I've got a simple pojo named "Parent" which contains a collection of object "Child".
In hibernate/jpa, it's simply a one-to-many association, children do not know their parent: these Child objects can have different type of Parent so it easier to not know the parent (think of Child which represents Tags and parents can be different object types which have tags).
Now, I send my Parent object to the client view of my web site to allow user to modify it.
For it, I use Hibernate/GWT/Gilead.
My user mades some changes and click the save button (ajax) which sends my Parent object to the server. fields of my parent has been modified but more important, some Child objects has been added or deleted in the collection.
To summary, when Parent object comes back to server, it now has in its collection:
- new "Child" objects where id is null and need to be persist
- modified "Child" objects where id is not null and need to be merge
- potentially hacked "Child" objects where id is not null but are not originally owned by the Parent
- Child objects missing (deleted): need to be deleted
How do you save the parent object (and its collection) ? do you load the parent collection from database to compare each objects of the modified collection to see if there is no hacked item ?
Do you clear the old collection (to remove orphan) and re add new child (but there is some Child that has not been modified) ?
thanks
PS: sorry for my english, I hope you have understand the concept ;)
Something in your stack has to supply the logic you are talking about, and given your circumstances it is probably you.

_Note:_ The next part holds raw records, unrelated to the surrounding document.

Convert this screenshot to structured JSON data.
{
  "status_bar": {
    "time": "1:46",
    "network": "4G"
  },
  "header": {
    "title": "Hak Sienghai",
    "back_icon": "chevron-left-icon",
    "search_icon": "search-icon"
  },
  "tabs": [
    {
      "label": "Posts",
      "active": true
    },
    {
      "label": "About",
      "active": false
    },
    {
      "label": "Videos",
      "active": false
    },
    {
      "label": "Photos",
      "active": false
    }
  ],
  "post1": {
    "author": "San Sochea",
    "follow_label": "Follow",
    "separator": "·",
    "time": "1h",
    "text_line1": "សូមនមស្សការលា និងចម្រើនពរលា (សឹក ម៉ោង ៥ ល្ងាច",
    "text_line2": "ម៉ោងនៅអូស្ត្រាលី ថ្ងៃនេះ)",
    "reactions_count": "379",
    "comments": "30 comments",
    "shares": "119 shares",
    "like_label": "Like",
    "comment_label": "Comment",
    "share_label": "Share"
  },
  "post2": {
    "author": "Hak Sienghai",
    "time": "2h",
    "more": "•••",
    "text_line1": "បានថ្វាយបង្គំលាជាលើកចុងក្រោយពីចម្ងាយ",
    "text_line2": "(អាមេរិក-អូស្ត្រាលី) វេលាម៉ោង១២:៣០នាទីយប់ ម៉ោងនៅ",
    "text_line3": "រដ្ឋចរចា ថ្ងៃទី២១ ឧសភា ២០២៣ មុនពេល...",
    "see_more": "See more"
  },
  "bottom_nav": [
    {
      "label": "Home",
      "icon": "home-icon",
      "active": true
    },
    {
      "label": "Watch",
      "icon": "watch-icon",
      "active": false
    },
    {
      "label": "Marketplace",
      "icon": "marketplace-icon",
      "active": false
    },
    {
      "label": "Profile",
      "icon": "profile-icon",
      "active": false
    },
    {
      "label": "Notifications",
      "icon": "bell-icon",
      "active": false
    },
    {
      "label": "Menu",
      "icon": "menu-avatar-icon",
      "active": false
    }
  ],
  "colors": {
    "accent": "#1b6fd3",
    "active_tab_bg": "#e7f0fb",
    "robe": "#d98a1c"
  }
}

You will have to get the current persisted state of the object by reading from your datasource so you can do the comparison. Bear in mind that, if several legitimate actions can update your parent object and its collection simultaneously you will have to take great care over defining your transaction grain and the thread-safe nature of your code.
This is not a simple problem by any means and there may well be framework features that can assist, but I am yet to find something which has solved this for any real world implementation I have encountered, especially where I have logic which tried to distinguish between legitimate and "hacked" data.
You may consider altering your architecture such that the parent and children are persisted in separate actions. It may not be appropriate in your case but you might be able to have a finer grain of transaction by splitting up the persistence actions and provide child-oriented security which makes your problem of hacking a little more manageable.
Good luck. I recommend you draw a detailed flow chart of your logic before you do too much coding.
The best solution I've found is to manage a DTO, manually created. The DTO sends only needed datas to the client. For each fields I want to set in ReadOnly mode, I calculate a signature based on a secret key that I send to client with my dto.
When my DTO comes back to server, I check the signature to be sure that my read only fields have not changed (recalculate the signature with coming back fields and compare it to the signature coming back with dto)
It allows me to specify read only fields and be sure that my objects are not hacked.